The state Senate and House passed the $30.8 billion state budget earlier this month and have since adjourned for this fiscal year. Campfield's amendment would block $747,900 in annual Title X family planning funds to Planned Parenthood for the Greater Memphis Region and $335,000 to the Planned Parenthood Nashville Health Center. The money, which cannot be used for abortion services, provides low-income residents with medical exams, cancer screenings, testing and treatment for sexually transmitted infections, and other care.
In a blog post published on Wednesday, Campfield wrote that he is trying to figure out what happened, adding, "I was quite upset as we had worked for weeks to get the wording right for a budget amendment and the language put in makes that language legally questionable." He has not asked Haslam to veto the counter amendment but believes the governor should do so.

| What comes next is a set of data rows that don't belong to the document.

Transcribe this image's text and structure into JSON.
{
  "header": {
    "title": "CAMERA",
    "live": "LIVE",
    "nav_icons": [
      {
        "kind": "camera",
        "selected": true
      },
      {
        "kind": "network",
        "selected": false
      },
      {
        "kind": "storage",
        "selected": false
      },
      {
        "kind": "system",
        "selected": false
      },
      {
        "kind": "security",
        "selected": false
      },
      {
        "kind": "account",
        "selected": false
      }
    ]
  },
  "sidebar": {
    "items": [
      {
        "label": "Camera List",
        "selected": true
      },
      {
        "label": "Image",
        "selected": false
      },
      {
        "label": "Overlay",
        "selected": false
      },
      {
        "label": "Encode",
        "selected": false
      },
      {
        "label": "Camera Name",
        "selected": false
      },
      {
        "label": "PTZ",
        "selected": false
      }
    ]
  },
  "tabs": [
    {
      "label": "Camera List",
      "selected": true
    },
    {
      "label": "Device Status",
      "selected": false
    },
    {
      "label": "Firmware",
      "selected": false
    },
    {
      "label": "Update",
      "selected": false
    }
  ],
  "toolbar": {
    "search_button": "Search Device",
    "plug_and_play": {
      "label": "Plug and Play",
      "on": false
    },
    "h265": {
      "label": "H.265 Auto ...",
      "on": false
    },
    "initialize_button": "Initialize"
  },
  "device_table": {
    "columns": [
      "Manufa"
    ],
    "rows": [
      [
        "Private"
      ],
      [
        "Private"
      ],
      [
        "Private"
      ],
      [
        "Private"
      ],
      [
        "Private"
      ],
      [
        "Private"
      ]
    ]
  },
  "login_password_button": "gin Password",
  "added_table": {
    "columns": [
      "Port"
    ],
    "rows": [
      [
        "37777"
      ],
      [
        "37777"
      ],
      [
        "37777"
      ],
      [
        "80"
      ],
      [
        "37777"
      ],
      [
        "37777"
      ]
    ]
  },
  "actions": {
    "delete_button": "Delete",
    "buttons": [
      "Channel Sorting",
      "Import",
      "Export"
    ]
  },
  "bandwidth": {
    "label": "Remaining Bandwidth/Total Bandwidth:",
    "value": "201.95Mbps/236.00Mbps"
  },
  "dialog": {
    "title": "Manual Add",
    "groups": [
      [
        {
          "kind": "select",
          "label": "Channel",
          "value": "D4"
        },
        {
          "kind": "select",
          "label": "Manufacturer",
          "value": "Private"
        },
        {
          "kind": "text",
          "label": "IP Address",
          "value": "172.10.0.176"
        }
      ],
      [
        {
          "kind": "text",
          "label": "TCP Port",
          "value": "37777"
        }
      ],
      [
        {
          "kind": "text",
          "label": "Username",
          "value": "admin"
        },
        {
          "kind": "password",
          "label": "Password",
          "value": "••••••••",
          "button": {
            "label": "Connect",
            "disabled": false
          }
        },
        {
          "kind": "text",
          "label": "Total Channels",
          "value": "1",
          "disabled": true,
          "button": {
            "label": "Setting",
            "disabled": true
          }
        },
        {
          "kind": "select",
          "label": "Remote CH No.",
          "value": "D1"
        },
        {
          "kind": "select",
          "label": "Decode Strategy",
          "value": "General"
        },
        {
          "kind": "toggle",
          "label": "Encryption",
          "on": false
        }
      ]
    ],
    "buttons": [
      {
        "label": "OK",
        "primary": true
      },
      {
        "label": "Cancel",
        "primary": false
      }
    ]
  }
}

Haslam said he has not thought about a veto, adding, "To me, obviously something went wrong in the legislative process, which [state lawmakers] need to straighten up themselves" (Locker, Memphis Commercial Appeal, 5/25).
Amendment Threatens Critical Women's Health Services, Editorial States
The fact that Planned Parenthood includes abortion among its services "has made the agency, which runs on a combination of public and private funds, a lightning rod in the effort to deprive women of their reproductive rights," a Memphis Commercial Appeal editorial states, citing Campfield's amendment as an example.
The amendment could "spell the end of medical exams, cancer screenings, tests and treatment for HIV and other sexually transmitted diseases, family planning, counseling and birth control services for about 5,000 low-income residents [of Memphis] every year." The editorial estimates that for the county health department to handle demand for family planning services, it would need six to 12 months to prepare and a "substantially larger grant from the state than the $1.345 million currently being spent" on family planning.
"If reason prevails, that and federal court rulings will ultimately put the brakes on defunding efforts in Tennessee," according to the editorial. However, it concludes, "the potentially crippling ideological attack on an organization that provides vital health care services ... is almost sure to continue" (Memphis Commercial Appeal, 5/26).